The fact that technology helps can easily be seen in the ‘Multi-Immerse’ project. Presented as an ‘extremely important project for paediatrics’, it is intended to enable seriously ill children and adolescents to make virtual visits to relatives at Saarland University Hospital. This is not just about video conversations, but about a realistic representation of a visit to the hospital bed. Patients should be able to see, hear and feel their parents and siblings through new technologies. This is achieved through so-called immersive technologies, with which both groups of people can immerse themselves in a virtual world and still feel intense closeness spatially separated. Researchers from the fields of medicine and computer science at Saarland University, the German Research Center for Artificial Intelligence (DFKI) and ZeMA (Prof. Dr. Martina Lehser and Prof. Dr. Paul Motzki) are involved in this project.
The second project ‘Digital Scrubs’ also closely links medicine and computer science, and several companies from Saarland and Berlin come into play. The location of the research project is the operating room equipped with a lot of high-tech, which demands a lot of attention from the operating teams. Here, too, new technologies should help to address all the senses of the persons involved and enable them to communicate with each other and with the instruments in the operating room via speech, gesture control and haptic feedback, such as sensors in clothing. Artificial intelligence will also be used to respond individually to the cognitive and emotional state of the medical team, such as the respective attention span. In addition to medical professors from the university and htw saar professor Dr. Martina Lehser at ZeMA, the St. Ingbert company abat+ GmbH, Paragon Semvox GmbH in Kirkel and the nexus Institute for Cooperation Management GmbH in Berlin are involved.
The third project, ‘Kinesymbiosis’, is dedicated to a topic that the project team has been researching for some time in Saarland, but for which more workable solutions are still being sought.
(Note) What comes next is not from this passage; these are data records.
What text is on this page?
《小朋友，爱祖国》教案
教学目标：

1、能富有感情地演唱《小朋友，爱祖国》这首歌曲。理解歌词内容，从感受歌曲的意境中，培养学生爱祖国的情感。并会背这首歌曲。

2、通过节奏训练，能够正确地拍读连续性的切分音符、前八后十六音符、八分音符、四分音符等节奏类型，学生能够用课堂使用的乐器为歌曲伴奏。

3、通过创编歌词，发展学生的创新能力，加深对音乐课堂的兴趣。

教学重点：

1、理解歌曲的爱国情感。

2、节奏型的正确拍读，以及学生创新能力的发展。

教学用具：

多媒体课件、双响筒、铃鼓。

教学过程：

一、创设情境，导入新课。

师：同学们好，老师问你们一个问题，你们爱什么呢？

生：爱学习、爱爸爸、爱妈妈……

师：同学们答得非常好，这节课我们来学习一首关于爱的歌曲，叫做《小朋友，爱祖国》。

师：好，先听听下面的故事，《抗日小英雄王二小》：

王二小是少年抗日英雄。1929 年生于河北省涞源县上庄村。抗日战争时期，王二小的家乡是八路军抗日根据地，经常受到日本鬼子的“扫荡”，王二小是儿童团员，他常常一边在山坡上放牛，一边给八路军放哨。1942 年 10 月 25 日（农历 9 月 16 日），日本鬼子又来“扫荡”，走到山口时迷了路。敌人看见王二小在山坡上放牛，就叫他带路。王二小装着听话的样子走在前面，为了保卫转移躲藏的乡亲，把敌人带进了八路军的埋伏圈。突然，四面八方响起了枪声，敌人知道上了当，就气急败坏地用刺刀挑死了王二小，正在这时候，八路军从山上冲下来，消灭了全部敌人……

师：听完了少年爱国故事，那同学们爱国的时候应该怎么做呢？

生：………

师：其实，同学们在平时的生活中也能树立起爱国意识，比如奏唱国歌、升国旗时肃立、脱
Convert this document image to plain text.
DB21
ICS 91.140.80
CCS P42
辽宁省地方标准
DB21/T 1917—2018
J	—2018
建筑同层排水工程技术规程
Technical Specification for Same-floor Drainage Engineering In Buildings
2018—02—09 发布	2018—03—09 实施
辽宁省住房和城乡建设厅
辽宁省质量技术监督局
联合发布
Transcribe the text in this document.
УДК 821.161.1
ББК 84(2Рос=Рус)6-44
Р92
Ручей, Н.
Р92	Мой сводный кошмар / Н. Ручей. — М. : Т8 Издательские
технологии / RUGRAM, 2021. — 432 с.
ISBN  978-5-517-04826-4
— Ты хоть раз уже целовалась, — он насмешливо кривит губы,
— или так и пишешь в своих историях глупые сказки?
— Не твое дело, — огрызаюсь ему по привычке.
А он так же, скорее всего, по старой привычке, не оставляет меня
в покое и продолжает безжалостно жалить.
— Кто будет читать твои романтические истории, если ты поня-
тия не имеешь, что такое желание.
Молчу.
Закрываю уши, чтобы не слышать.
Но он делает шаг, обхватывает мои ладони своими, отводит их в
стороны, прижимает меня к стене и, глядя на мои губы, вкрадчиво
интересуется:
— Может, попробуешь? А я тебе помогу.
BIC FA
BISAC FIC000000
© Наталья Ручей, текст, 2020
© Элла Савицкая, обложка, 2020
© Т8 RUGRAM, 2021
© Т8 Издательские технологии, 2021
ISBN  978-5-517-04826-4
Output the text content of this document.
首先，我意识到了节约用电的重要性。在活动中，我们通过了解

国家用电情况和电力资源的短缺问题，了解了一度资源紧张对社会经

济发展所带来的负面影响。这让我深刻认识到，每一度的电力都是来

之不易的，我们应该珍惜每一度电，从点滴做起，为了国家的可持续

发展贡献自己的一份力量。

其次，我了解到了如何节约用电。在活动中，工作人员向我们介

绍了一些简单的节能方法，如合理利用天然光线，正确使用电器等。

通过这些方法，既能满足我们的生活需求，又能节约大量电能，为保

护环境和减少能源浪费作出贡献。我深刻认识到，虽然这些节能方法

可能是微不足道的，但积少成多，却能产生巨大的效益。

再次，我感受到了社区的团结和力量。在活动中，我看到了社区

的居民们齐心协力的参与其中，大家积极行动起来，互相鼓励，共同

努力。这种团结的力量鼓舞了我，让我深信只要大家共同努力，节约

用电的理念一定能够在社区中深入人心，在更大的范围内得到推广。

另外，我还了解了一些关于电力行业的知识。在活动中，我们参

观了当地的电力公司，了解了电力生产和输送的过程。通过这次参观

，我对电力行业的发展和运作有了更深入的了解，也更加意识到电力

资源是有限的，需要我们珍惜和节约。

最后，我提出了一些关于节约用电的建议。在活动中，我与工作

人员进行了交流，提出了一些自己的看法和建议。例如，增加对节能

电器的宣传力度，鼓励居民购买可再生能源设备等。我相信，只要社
This is about the automobile, which is no longer just a means of transport due to increasing automation, but has become a highly networked working and living space. However, many users have the problem that they get nauseous when they want to work on the screen while driving, watch videos or talk to the passengers in the opposite direction of travel. This kinetosis or motion sickness is caused by the fact that the visual information does not correspond to the experienced movements of the vehicle.
An international team of researchers consisting of neurotechnologists, computer scientists, psychologists and doctors as well as vehicle and mobility researchers has been investigating for two years how these reactions of the nervous system can be measured. Until now, this was only possible through direct contact with human skin. The researchers now want to try to cover this with non-contact sensors. In addition to the scientists from htw saar and the university, the companies ZF AG, Paragon SemVox GmbH and Traffic Technology Services Europe GmbH are involved in the project.